Endometriosis and gynaecological disease – contributions to the field

  • The landmark discovery that endometrial stem/progenitor cells are shed in menstrual blood and gain access to the pelvic cavity during retrograde menstruation, and are therefore putative candidates for the cellular origins of endometriotic lesions.
  • Characterisation of minimal cycle-to-cycle variation in menstrual fluid parameters in women, allowing development of indicative ranges for the use of menstrual fluid as a non-invasive diagnostic tool
  • Characterisation of the role of telomerase in menstrual repair and sonic hedgehog signalling in the pathogenesis of endometriosis using pre-clinical mouse models (developed by Dr Fiona Cousins).
  • Characterisation of Type I interferon, interferon epsilon in the pathogenesis of endometriosis, using pre-clinical models and in vitro 2D/3D culture methods.

Pelvic organ prolapse – contributions to the field

The utility of endometrial MSC combined with novel scaffold non-degradable biomaterials developed with CSIRO collaborators and more recently degradable nanomaterials by team member Dr Shayanti Mukherjee as a cell-based therapy for treating and preventing Pelvic Organ Prolapse. Our tissue engineering approach for vaginal surgical repair shows promise in a rat model and in a sheep vaginal surgery model for pre-clinical studies. This interdisciplinary research also includes the following

  • Using a small molecule to maintain stemness of endometrial MSC during culture expansion, producing a reproducible cell product for clinical use. Combined RNAseq and ATACseq has discovered the mechanism involved and the research has been applied to placental, menstrual blood, adipose and bone marrow MSC
  • The identification of parous sheep with weakened vaginal walls by adapting clinical approaches used in humans for selection of sheep for preclinical assessment of tissue engineering constructs in vaginal surgery
  • Development of a simple two step surgical procedure for insertion of mesh and endometrial MSC in an ovine model of Pelvic Organ Prolapse
  • The development of a secondary prevention strategy for treating women soon after childbirth with their own endometrial MSC and novel nanobiomaterials for local delivery of cells to prevent Pelvic Organ Prolapse occurring later in life
  • The immunomodulatory properties of human endometrial MSC. Similar to bone marrow MSC, endometrial MSC show anti-inflammatory, immunomodulatory properties and promote wound healing in culture and in mouse, rat and ovine models
  • Development of a novel pressure sensor device using fibre optics technology by collaborators from Flinders University has been trialled in women to more precisely diagnose areas of vaginal wall weakness.

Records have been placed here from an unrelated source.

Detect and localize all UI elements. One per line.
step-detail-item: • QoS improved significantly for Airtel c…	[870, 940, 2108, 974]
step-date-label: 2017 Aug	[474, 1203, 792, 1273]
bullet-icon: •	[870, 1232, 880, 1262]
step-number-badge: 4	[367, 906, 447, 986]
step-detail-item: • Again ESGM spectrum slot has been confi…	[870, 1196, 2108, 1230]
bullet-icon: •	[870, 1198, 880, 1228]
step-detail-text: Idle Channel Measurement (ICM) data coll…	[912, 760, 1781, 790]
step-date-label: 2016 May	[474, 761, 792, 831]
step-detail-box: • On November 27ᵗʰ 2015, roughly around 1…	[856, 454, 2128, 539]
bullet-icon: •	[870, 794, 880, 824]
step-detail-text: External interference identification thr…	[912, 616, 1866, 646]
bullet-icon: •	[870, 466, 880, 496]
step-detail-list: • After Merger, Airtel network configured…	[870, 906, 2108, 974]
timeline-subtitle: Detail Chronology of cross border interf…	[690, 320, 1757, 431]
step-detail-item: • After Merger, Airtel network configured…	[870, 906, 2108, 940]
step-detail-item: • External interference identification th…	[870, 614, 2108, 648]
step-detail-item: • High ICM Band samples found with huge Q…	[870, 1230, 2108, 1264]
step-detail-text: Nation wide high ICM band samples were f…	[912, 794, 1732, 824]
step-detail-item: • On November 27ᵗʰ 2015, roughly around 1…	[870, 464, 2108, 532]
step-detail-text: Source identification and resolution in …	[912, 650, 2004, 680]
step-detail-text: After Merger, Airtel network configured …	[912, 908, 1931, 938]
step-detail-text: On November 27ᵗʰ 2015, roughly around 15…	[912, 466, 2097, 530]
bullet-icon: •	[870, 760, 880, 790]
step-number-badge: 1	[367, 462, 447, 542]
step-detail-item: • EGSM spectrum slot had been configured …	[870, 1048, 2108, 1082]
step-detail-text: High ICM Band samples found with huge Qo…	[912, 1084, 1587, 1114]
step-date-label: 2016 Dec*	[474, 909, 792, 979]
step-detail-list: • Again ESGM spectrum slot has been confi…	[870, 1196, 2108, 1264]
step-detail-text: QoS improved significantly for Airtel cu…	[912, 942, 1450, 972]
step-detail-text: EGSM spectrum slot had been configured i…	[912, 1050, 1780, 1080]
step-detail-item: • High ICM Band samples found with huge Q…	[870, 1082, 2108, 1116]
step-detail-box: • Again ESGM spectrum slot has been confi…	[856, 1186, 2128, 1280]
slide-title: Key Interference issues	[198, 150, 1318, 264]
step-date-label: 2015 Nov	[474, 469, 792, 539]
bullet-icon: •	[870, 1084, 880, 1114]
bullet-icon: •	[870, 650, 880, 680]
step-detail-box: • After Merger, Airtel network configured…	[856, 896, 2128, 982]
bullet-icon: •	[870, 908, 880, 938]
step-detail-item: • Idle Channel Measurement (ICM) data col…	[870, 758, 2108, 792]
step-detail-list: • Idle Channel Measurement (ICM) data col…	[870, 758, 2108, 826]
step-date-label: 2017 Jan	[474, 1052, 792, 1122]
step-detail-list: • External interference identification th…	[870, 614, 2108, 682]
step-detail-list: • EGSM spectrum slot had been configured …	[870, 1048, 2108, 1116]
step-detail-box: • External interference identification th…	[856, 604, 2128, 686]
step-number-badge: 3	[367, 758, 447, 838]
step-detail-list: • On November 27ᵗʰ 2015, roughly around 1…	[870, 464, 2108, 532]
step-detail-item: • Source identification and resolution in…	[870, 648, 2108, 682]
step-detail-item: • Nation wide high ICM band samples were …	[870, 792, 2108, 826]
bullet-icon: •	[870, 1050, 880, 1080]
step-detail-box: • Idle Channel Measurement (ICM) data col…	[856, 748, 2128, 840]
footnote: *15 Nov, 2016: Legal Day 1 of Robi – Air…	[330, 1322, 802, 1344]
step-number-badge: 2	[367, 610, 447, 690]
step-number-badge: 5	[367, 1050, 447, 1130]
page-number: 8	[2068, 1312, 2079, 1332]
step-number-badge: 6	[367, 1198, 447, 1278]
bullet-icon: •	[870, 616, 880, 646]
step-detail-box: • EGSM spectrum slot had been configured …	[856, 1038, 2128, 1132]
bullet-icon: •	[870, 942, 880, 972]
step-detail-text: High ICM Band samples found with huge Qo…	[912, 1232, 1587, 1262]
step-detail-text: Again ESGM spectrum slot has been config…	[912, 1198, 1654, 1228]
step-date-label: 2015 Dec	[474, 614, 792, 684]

Endometrial Stem Cell Biology Research group projects

Endometriosis/gynaecological disease

  • RNAseq on purified populations of endometrial stem/progenitor cells is being examined to identify differences between women with endometriosis that allow the stem/progenitor cells to implant and grow in the pelvis and normal women.
  • Use of 3D organoid cultures to investigate the properties and signalling pathways used by human and mouse endometrial epithelial progenitor cells.
  • Role of immune modulation in development of endometriosis.
  • The role of endometrial stem/ progenitor cells in stillbirth.
  • Investigation of neonatal uterine bleeding as a potential biomarker of adolescent endometriosis.
  • The role of endometrial stem/ progenitor cells in endometrial-related infertility where the endometrium fails to support embryo implantation particularly in women with Recurrent Implantation Failure undergoing IVF procedures.

Pelvic organ prolapse

  • Development of a large animal (sheep) pre-clinical model of birth-induced injury to assess the efficacy of autologous endometrial MSC as a cell-based therapy to prevent Pelvic Organ Prolapse.
  • Developing potency assays and release criteria for autologous endometrial MSC in preparation for clinical use.
  • Nanotechnology and tissue engineering strategies for preventing and treating Pelvic Floor Disorders.
  • Use of 3D printing approaches to assess design principles influencing the efficacy of degradable scaffolds for delivering MSC to damaged vaginal tissue and promote healing.